En marge d’une rencontre tenue à Vancouver, en novembre, entre M. Duclos et ses vis-à-vis provinciaux, le ministre fédéral avait réclamé que les provinces acceptent l’utilisation d’indicateurs de santé communs ainsi que la création d’un système de données sur la santé de «classe mondiale» pour le pays.

Le gouvernement de François Legault a, depuis, signalé qu’il était ouvert à partager des données et le ministre de la Santé Christian Dubé a présenté sa feuille de route à ce chapitre

«Le plan de M. Dubé en matière de données en santé est excellent, a dit M. Duclos. C’est exactement ce genre de plans qu’on a envie d’appuyer non seulement à l’échelle du Québec, mais aussi ailleurs au Canada.»

Le ministre a assuré que M. Trudeau allait réitérer auprès de M. Legault, durant leur rencontre de vendredi, qu’il entend bien respecter la notion de compétence provinciale.

Le premier ministre a largement abordé ce point durant son entrevue de fin d’année avec La Presse Canadienne.

«Ça prend une transformation d’un système et ce ne sont pas des transformations que le gouvernement fédéral a l’expertise pour dire ‘’Voyez, vous devez faire ceci ou faire cela’’», a-t-il mentionné.

Il a déclaré qu’il est «tout à fait raisonnable» de demander des résultats à être atteints avec les sommes additionnelles attendues du fédéral puisque c’est, selon son gouvernement, ce à quoi les Canadiens s’attendent.

«Nous, quand on fait des transferts en santé, c’est l’argent des contribuables, a-t-il noté. Ce sont des payeurs de taxes (issus) d’à travers le pays qui contribuent à leurs propres systèmes de santé.»

Craintes d’ententes négociées à la pièce

Le Québec peut-il légitimement craindre d’en venir à être isolé dans des négociations si Ottawa décidait d’opter pour des arrangements conclus à la pièce avec certaines provinces?

M. Trudeau a d’abord répondu, à cette question, que ses commettants dans sa circonscription de Papineau «veulent juste un meilleur accès aux services dont ils ont besoin pour leurs enfants» et que «tous les premiers ministres de toutes les provinces incluant le Québec veulent livrer des améliorations dans notre système de santé». Il a, ensuite, poursuivi en disant que son gouvernement reconnaît que les provinces n’ont pas tous les mêmes besoins.

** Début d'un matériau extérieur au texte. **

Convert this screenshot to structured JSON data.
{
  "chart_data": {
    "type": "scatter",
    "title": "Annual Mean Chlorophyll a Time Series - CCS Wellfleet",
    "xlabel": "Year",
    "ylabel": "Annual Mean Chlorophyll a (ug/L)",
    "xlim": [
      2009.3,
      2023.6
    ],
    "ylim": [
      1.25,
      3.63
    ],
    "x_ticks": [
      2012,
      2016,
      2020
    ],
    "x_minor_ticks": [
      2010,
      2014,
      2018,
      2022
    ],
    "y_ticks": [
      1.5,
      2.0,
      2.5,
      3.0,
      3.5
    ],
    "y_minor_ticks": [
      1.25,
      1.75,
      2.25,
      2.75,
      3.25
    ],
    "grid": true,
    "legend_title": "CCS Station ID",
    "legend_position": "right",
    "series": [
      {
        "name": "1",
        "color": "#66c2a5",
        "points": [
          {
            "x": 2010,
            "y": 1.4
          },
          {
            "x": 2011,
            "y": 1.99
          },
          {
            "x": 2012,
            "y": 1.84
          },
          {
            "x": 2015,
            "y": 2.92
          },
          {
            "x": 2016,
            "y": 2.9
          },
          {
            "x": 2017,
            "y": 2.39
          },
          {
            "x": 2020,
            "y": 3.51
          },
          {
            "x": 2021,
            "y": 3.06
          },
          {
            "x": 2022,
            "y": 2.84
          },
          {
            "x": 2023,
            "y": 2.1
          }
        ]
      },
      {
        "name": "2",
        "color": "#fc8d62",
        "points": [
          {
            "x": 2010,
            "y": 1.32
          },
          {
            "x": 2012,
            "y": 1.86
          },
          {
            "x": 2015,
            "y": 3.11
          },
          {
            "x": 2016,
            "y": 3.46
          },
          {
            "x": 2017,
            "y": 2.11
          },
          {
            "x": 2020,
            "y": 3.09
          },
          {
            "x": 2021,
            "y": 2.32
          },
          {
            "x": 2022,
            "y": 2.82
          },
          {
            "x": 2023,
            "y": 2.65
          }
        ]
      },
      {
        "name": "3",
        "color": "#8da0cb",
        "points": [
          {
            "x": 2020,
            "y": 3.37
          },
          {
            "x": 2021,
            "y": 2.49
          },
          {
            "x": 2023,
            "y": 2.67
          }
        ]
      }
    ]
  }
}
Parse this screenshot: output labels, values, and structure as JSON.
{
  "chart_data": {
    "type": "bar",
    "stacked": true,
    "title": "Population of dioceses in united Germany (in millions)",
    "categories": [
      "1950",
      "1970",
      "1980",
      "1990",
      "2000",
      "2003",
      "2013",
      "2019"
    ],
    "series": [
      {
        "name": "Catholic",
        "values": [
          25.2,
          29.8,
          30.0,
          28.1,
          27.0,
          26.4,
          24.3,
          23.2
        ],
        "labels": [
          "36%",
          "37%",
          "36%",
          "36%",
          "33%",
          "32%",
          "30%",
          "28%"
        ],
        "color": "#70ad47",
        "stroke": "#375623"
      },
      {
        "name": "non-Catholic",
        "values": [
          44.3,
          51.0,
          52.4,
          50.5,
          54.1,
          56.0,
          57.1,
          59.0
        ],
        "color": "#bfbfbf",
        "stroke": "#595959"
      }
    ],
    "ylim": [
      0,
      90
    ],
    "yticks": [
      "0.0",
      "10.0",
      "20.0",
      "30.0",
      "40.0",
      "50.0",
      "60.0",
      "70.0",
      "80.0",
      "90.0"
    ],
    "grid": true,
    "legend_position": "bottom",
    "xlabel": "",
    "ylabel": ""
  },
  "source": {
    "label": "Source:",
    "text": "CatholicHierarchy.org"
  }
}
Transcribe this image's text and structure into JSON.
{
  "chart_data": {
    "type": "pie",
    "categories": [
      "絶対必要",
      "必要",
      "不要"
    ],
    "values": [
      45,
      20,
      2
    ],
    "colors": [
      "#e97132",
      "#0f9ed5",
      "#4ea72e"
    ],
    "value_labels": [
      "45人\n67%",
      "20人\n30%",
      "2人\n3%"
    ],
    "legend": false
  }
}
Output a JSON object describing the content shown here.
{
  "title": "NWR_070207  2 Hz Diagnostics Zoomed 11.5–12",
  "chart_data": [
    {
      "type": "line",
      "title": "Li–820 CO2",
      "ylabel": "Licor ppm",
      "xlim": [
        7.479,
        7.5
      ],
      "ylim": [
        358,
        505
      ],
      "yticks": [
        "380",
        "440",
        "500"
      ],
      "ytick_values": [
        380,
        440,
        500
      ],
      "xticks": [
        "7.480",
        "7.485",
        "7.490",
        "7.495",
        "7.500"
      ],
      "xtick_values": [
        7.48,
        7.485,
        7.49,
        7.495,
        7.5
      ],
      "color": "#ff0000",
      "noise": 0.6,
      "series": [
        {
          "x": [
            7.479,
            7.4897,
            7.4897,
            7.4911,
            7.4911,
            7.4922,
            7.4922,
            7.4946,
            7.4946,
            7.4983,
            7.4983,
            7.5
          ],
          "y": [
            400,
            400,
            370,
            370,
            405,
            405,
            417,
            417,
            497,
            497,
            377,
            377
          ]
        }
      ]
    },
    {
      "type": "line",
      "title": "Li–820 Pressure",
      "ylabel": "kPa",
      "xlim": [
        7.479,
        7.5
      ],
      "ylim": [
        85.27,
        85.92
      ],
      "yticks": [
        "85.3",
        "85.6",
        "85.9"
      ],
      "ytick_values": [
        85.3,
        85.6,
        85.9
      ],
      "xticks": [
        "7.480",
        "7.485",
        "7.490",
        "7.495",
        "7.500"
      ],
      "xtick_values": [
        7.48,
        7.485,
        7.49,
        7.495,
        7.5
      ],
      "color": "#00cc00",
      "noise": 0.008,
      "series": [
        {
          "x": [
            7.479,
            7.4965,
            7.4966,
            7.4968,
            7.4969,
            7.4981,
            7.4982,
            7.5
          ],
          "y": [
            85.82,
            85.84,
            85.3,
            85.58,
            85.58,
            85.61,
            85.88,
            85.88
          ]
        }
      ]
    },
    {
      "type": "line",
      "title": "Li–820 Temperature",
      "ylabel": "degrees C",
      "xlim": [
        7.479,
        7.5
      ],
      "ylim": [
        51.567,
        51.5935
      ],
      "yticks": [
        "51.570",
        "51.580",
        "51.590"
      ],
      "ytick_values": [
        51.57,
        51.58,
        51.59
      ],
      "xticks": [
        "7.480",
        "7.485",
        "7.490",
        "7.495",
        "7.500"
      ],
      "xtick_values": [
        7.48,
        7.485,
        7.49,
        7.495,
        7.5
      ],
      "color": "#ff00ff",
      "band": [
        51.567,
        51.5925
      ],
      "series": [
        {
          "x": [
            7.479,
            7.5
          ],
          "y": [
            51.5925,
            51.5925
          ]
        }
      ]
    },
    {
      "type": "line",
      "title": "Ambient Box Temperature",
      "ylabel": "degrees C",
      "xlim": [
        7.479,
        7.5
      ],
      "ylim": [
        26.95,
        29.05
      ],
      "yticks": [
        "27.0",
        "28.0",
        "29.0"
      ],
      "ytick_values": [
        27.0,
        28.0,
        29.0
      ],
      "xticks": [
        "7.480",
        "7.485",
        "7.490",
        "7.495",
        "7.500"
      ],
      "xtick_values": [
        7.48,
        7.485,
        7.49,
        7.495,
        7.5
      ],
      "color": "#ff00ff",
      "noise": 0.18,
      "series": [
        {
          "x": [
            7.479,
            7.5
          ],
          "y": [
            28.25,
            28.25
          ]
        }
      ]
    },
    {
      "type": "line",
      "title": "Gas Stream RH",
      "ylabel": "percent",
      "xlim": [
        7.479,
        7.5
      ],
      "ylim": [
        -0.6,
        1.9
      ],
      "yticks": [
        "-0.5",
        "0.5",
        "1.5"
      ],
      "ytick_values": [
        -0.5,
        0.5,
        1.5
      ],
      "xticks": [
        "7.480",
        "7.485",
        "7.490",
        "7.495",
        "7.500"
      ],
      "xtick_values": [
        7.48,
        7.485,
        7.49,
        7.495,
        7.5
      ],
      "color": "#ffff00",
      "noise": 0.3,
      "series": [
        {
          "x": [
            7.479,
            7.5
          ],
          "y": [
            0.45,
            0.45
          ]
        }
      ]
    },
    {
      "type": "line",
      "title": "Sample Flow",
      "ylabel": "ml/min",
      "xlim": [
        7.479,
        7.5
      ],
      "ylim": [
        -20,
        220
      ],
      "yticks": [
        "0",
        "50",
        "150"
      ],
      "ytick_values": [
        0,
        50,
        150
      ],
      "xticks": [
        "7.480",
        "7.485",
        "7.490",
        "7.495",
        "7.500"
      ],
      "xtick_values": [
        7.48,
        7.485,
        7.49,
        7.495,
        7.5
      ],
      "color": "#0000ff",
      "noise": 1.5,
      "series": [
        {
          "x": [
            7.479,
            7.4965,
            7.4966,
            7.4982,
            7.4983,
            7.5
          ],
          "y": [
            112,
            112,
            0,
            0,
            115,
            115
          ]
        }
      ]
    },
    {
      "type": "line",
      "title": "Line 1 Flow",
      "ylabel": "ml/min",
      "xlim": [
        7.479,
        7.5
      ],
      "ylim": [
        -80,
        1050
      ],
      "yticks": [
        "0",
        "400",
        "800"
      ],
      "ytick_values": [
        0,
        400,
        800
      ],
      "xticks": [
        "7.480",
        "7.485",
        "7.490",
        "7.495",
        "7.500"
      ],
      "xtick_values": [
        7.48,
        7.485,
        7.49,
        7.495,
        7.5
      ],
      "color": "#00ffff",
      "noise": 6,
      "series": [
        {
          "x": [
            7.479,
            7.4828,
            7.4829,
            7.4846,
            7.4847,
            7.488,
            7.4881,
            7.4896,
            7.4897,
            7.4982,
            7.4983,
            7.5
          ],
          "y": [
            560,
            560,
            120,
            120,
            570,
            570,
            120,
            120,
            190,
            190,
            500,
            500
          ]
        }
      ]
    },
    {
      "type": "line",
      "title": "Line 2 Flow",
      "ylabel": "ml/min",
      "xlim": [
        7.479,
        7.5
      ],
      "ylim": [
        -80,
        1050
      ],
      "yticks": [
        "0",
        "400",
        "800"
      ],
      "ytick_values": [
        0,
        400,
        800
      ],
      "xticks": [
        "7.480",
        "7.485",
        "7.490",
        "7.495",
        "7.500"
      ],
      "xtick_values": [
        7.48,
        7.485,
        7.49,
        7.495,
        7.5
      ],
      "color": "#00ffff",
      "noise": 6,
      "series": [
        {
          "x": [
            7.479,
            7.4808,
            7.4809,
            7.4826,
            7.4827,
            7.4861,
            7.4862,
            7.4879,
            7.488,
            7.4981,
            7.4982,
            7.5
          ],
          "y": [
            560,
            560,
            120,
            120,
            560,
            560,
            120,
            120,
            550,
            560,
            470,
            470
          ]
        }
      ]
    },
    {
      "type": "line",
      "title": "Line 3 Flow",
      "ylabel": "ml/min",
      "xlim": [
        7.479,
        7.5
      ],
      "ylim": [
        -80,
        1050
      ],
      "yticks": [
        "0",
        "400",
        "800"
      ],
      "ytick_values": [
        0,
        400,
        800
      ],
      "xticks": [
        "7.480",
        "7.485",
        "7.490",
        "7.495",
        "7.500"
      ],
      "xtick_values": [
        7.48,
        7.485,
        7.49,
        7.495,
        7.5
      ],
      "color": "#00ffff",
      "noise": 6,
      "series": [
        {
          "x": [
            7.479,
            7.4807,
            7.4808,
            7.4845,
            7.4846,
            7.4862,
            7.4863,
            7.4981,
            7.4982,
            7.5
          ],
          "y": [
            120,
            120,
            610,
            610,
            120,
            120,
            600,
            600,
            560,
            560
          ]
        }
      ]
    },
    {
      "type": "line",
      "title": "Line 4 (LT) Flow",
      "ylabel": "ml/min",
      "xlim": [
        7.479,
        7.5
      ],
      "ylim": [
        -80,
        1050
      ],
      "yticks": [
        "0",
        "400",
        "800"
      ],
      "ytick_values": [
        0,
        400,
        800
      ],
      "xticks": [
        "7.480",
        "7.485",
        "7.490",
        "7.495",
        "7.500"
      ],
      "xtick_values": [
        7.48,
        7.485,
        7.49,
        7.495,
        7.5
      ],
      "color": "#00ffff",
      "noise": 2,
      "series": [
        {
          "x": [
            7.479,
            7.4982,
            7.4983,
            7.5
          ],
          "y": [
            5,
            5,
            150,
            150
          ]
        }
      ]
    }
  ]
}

«On n’est pas là pour forcer les provinces à améliorer des systèmes qui ne sont pas dans leurs priorités, dont ils n’ont pas besoin, a-t-il plaidé. On le reconnaît à quel point différentes provinces ont différentes exigences, différents besoins. On l’a démontré avec les systèmes de garderies.»

«On le reconnaît à quel point différentes provinces ont différentes exigences, différents besoins. On l’a démontré avec les systèmes de garderies. On reconnaissait que le Québec avait déjà (son réseau).»

Aussi invité à se prononcer sur d’éventuelles craintes que le Québec soit isolé dans les négociations sur la hausse des transferts en santé, M. Duclos a répondu de façon évasive sur cette notion d’hétérogénéité. 

«Je dirais que, au Canada – et on l’a fait en 2017 et encore durant la COVID-19 – il y a toujours le besoin de reconnaître la diversité de conditions et la diversité d’ambitions qu’on a, naturellement, dans une fédération.»

Récemment, les premiers ministres des provinces et territoires ont, à nouveau, demandé la tenue d’une rencontre avec M. Trudeau au sujet du financement de la santé. Ils souhaitent désormais que cela se produise au début de 2023.

Interpellé sur cette demande durant la période des questions de mercredi – la dernière de la session parlementaire – le premier ministre fédéral a rétorqué qu’aucun de ses prédécesseurs «n’a autant rencontré les premiers ministres des provinces pour une crise de santé» que lui. Il a, par le fait même, promis de «continuer de (les) rencontrer régulièrement».